Middleboro Gambling: Breaking the Law for a False Panacea

David Mittell:

Like marijuana and hanging, casino gambling is against the law in Massachusetts. Yet by the power they invested in themselves, the 2,387 obliged the town and its officials to bear witness in favor of the $1 billion casino; and within moments selectmen signed a 21-page agreement binding themselves to do so.
I know people who would be just tickled to have a binding arrangement for selectmen to support their using lethal force against backfiring motorcyclists, amplified radiophiles and the like. That is absurd, of course, but the legal issue is the same: How can officials be bound to support an activity that is currently against the law? What of their oaths of office? What of the oaths of those who may be elected in the future, who may in good conscience be against the casino? What of oaths if circumstances change?! If the town’s lawyers and planning board prove to have been right? If environmental review foretells catastrophe? Selectmen I have covered have often taken longer to consider a motion to adjourn than Middleboro’s selectmen took to sign on the dotted line. Perhaps the 21 pages of small print will explain everything.
What Middleboro really did on Saturday was to place a bet on the town’s future. Like all bets it was against the odds. It was a sincere bet that their children’s children will live better in a gambling town than in the unconvincingly promoted “Cranberry Capital.” (The real Middleboro today is not a bog!) Good evidence that future reality is probably to the contrary was available; nonetheless, the bet was eagerly placed. That is why it is a bet against the odds, and why gamblers lose more often than they win. The lure of gambling is the illusion that the improbable, which can happen, will happen.

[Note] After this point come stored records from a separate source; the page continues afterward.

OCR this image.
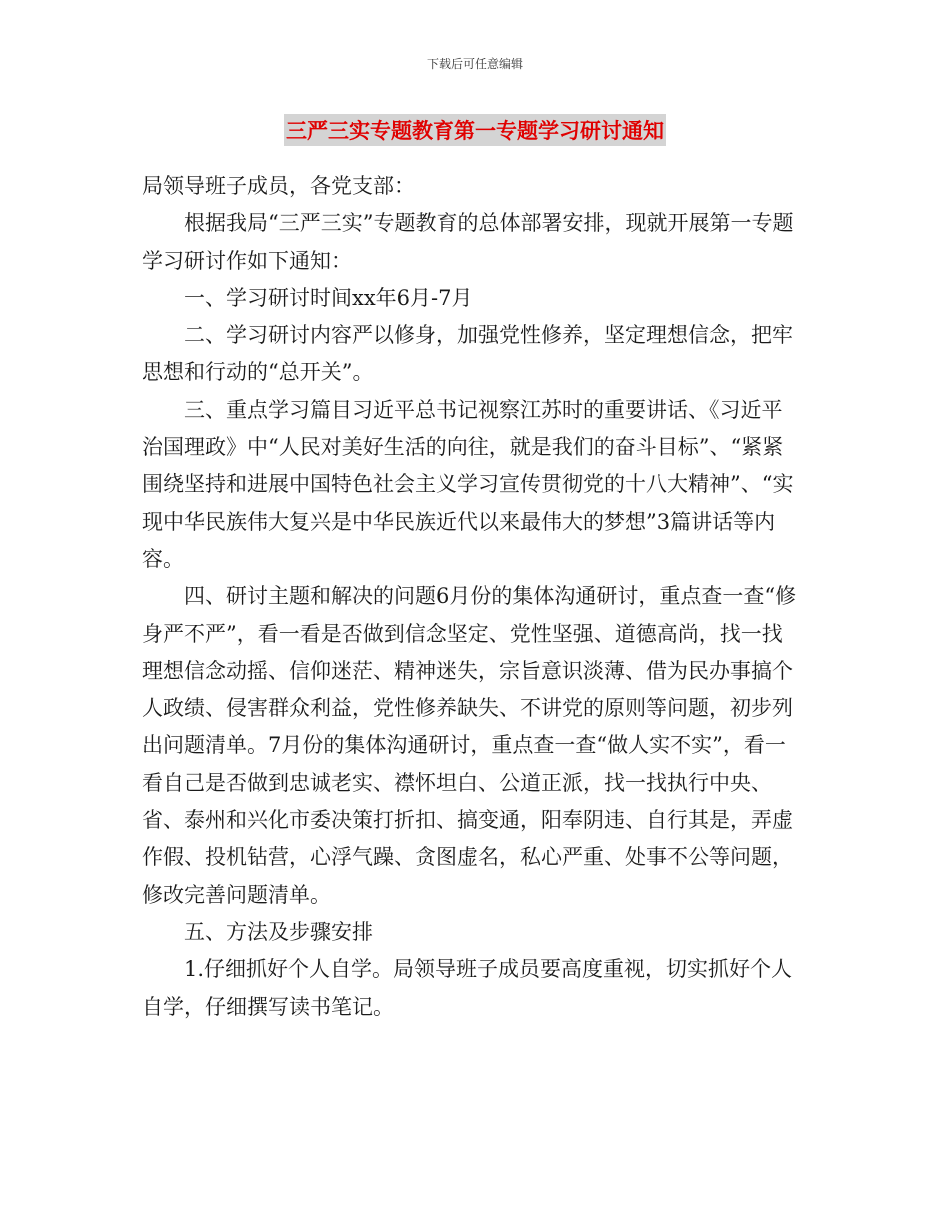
下载后可任意编辑
三严三实专题教育第一专题学习研讨通知

局领导班子成员，各党支部：

根据我局“三严三实”专题教育的总体部署安排，现就开展第一专题学习研讨作如下通知：

一、学习研讨时间xx年6月-7月

二、学习研讨内容严以修身，加强党性修养，坚定理想信念，把牢思想和行动的“总开关”。

三、重点学习篇目习近平总书记视察江苏时的重要讲话、《习近平治国理政》中“人民对美好生活的向往，就是我们的奋斗目标”、“紧紧围绕坚持和进展中国特色社会主义学习宣传贯彻党的十八大精神”、“实现中华民族伟大复兴是中华民族近代以来最伟大的梦想”3篇讲话等内容。

四、研讨主题和解决的问题6月份的集体沟通研讨，重点查一查“修身严不严”，看一看是否做到信念坚定、党性坚强、道德高尚，找一找理想信念动摇、信仰迷茫、精神迷失，宗旨意识淡薄、借为民办事搞个人政绩、侵害群众利益，党性修养缺失、不讲党的原则等问题，初步列出问题清单。7月份的集体沟通研讨，重点查一查“做人实不实”，看一看自己是否做到忠诚老实、襟怀坦白、公道正派，找一找执行中央、省、泰州和兴化市委决策打折扣、搞变通，阳奉阴违、自行其是，弄虚作假、投机钻营，心浮气躁、贪图虚名，私心严重、处事不公等问题，修改完善问题清单。

五、方法及步骤安排

1.仔细抓好个人自学。局领导班子成员要高度重视，切实抓好个人自学，仔细撰写读书笔记。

Perhaps they should turn their eyes to us? Dan Yorke was talking yesterday about how Rhode Island’s estimated gambling revenue from Twin River and Newport Grand is going down, down, down. Part of it is because the state has become less effective than the Connecticut casinos at attracting the kind of people who willingly like to have their pockets picked. (Aside: and a new, full-fledged casino in Middleboro won’t help our “plight” any!) Should Massachusetts ultimately go ahead with a casino, Connecticut will suffer the same reduction. Will the answer be more and bigger casinos? For, as I’ve often stated, perhaps the biggest addicts to state-sponsored gambling are the state governments who spend to the cap. And expect to keep spending a seemingly endless supply of gambling dough. Unfortunately, it is just as likely that the (State) house will go bust.